El año litúrgico vuelve a comenzar. Pero el Adviento no se abre con luces ni villancicos, sino con una invitación de la Sagrada Escritura más exigente y más hermosa: “Venid, subamos al monte del Señor” (Is 2,3). Subir. Esa es la primera palabra del camino. Y subir siempre implica dejar algo atrás: el peso, la prisa, lo superfluo. No se sube cargado de cosas inútiles ni con el corazón disperso. Adviento es una subida interior: un movimiento del alma que se eleva para volver a ver el horizonte con claridad. En tiempos de velocidad y ruido, este llamado a subir suena casi contracultural. Vivimos sobrecargados de estímulos, aturdidos por pantallas, pendientes de todo y atentos a nada.

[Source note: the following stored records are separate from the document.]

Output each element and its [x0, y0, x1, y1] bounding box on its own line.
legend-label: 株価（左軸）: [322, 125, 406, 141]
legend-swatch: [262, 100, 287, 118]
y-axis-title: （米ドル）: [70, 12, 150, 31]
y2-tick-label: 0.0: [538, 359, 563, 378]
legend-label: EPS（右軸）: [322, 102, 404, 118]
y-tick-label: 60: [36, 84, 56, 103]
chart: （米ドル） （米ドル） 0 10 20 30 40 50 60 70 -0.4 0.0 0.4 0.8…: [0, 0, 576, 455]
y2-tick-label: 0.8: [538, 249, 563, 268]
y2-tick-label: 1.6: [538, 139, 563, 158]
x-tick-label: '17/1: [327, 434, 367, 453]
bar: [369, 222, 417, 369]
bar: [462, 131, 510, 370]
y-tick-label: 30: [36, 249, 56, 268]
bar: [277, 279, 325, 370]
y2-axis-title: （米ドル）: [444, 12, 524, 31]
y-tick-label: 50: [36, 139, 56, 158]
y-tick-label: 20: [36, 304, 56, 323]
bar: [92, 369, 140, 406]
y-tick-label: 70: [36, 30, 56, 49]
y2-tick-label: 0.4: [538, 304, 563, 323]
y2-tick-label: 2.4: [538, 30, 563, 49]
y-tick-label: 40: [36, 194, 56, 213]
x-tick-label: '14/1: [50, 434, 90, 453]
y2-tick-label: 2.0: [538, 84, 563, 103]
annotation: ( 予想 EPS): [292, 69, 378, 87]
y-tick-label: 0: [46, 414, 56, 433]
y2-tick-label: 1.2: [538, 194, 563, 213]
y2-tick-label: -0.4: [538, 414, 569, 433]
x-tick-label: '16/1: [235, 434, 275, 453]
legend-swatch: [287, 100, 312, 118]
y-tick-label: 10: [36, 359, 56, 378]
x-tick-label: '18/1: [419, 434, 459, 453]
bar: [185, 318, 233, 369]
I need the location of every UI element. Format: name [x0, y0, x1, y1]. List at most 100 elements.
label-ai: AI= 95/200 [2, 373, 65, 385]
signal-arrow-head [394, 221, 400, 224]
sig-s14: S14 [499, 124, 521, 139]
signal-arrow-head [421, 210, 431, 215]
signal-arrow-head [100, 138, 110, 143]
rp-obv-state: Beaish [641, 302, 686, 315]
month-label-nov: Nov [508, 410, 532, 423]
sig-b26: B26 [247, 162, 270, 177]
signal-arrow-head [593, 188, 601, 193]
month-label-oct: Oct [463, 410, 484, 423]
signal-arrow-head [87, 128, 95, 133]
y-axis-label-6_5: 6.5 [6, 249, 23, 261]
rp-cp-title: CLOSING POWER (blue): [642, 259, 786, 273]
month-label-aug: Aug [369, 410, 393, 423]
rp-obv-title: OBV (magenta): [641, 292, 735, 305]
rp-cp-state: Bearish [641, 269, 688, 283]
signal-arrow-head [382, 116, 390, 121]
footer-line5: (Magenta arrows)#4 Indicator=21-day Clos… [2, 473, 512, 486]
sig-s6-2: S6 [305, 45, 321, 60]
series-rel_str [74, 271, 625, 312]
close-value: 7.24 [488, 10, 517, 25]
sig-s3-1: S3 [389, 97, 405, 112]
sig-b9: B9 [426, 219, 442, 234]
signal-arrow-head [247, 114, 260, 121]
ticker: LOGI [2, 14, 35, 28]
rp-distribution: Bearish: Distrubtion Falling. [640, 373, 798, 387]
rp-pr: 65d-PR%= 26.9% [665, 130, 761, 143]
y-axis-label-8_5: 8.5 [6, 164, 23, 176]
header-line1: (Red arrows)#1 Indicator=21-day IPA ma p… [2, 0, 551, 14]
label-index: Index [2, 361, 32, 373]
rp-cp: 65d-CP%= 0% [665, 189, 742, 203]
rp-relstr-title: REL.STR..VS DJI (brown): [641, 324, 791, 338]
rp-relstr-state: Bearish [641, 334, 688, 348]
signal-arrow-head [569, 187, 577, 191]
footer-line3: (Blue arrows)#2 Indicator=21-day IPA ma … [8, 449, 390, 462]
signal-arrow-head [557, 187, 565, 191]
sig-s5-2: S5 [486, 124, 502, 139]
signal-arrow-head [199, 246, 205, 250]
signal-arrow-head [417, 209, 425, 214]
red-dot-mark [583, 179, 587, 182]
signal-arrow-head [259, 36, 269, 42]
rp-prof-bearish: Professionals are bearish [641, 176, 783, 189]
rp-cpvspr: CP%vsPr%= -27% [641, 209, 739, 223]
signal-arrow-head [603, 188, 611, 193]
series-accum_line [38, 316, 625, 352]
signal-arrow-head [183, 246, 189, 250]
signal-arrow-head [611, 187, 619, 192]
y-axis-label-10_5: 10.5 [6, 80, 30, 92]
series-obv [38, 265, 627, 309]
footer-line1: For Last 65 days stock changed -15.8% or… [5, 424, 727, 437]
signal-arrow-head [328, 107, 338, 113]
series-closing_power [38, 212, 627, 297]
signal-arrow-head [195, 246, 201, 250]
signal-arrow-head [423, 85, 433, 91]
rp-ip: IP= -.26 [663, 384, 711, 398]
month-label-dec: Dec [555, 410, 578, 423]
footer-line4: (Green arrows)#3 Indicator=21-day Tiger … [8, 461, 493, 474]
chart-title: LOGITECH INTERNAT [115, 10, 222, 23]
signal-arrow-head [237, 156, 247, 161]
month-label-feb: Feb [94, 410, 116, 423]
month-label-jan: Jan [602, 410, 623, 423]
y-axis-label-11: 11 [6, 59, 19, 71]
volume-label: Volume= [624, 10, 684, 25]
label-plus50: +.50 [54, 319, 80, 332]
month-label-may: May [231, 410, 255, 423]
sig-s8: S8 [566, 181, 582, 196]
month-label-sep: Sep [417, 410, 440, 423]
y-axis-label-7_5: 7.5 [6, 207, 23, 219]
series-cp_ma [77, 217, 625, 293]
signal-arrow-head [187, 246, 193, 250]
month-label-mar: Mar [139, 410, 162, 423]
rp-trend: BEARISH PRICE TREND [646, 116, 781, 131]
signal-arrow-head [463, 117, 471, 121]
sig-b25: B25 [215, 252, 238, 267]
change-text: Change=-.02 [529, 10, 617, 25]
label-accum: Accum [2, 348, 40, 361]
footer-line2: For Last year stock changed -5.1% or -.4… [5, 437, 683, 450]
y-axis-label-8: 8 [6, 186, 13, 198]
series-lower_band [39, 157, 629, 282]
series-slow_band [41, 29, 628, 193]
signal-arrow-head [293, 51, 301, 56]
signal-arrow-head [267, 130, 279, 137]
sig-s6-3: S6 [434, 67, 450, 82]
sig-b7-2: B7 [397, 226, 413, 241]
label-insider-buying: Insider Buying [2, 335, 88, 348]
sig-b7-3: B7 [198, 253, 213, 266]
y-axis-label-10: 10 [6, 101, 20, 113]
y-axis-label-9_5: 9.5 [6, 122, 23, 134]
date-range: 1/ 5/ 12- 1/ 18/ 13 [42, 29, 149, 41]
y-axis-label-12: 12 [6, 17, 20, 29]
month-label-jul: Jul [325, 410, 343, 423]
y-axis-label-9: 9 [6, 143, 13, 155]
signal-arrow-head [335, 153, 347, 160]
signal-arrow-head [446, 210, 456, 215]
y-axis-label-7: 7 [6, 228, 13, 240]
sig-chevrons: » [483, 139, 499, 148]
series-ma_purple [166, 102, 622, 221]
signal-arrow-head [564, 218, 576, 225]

El corazón se acostumbra a vivir a medio encender, sin tiempo para lo esencial. Por eso el Adviento comienza con una palabra que parece sencilla, pero es revolucionaria: despierta (Rom 13,11). No se trata de miedo, sino de lucidez. No de hacer más cosas, sino de vivir despiertos, con conciencia del paso de Dios por nuestra vida. Dormirse mientras la vida pasa no significa caer en grandes errores, sino vivir distraídos, sin presencia interior. Hay quien confunde movimiento con sentido, ruido con vida, información con sabiduría. Y, sin embargo, no hay mayor pobreza que vivir sin atención. Dormirse es dejar que los días se repitan sin alma, que las decisiones se pospongan indefinidamente, que el corazón se llene de ocupaciones, pero no de presencia. El Adviento nos llama a despertar: a encender la lámpara de la conciencia (Mt 25,1-13), a volver a mirar la realidad con ojos limpios. No para agobiarnos, sino para reconocer los signos de Dios que pasan inadvertidos. Cada día puede ser el día de su llegada, cada encuentro, una posibilidad de su presencia.
Quien vive en vela (como cristiano) no vive tenso, vive atento (Mt 24,42-44). Despertar, sin embargo, no basta. Hay que revestirse de luz (Rom 13,12-14). No basta con ver el mal, hay que dejar que el bien nos habite. No basta con sentir cansancio espiritual, hay que cubrirse con la claridad de Cristo. Quizá el gesto más simple del Adviento sea también el más profundo: comenzar cada mañana entregando el día. Antes de mirar el celular, abrir las manos y decir: “Señor, hoy me cubro con tu luz”. Después, elegir un gesto concreto que nos devuelva el sentido: leer unos minutos del Evangelio (Jn 8,12), practicar la paciencia, renunciar a una distracción inútil, reconciliarse con alguien, mirar de nuevo a quien hemos dejado de mirar. Así, el Adviento deja de ser solo un tiempo litúrgico y se convierte en una experiencia real de transformación. Subir al monte del Señor no es huir del mundo, sino verlo desde otra altura. Es dejar que la esperanza respire, que la fe se despierte, que el alma recobre la dirección.
El Adviento es la promesa de que nada está perdido, de que la noche no tiene la última palabra (Jn 1,5), de que Dios sigue viniendo. Ojalá que este tiempo nos encuentre despiertos, disponibles y encendidos de esperanza. Porque cuando uno se atreve a subir, descubre que Dios ya venía bajando a nuestro encuentro (Lc 15,20).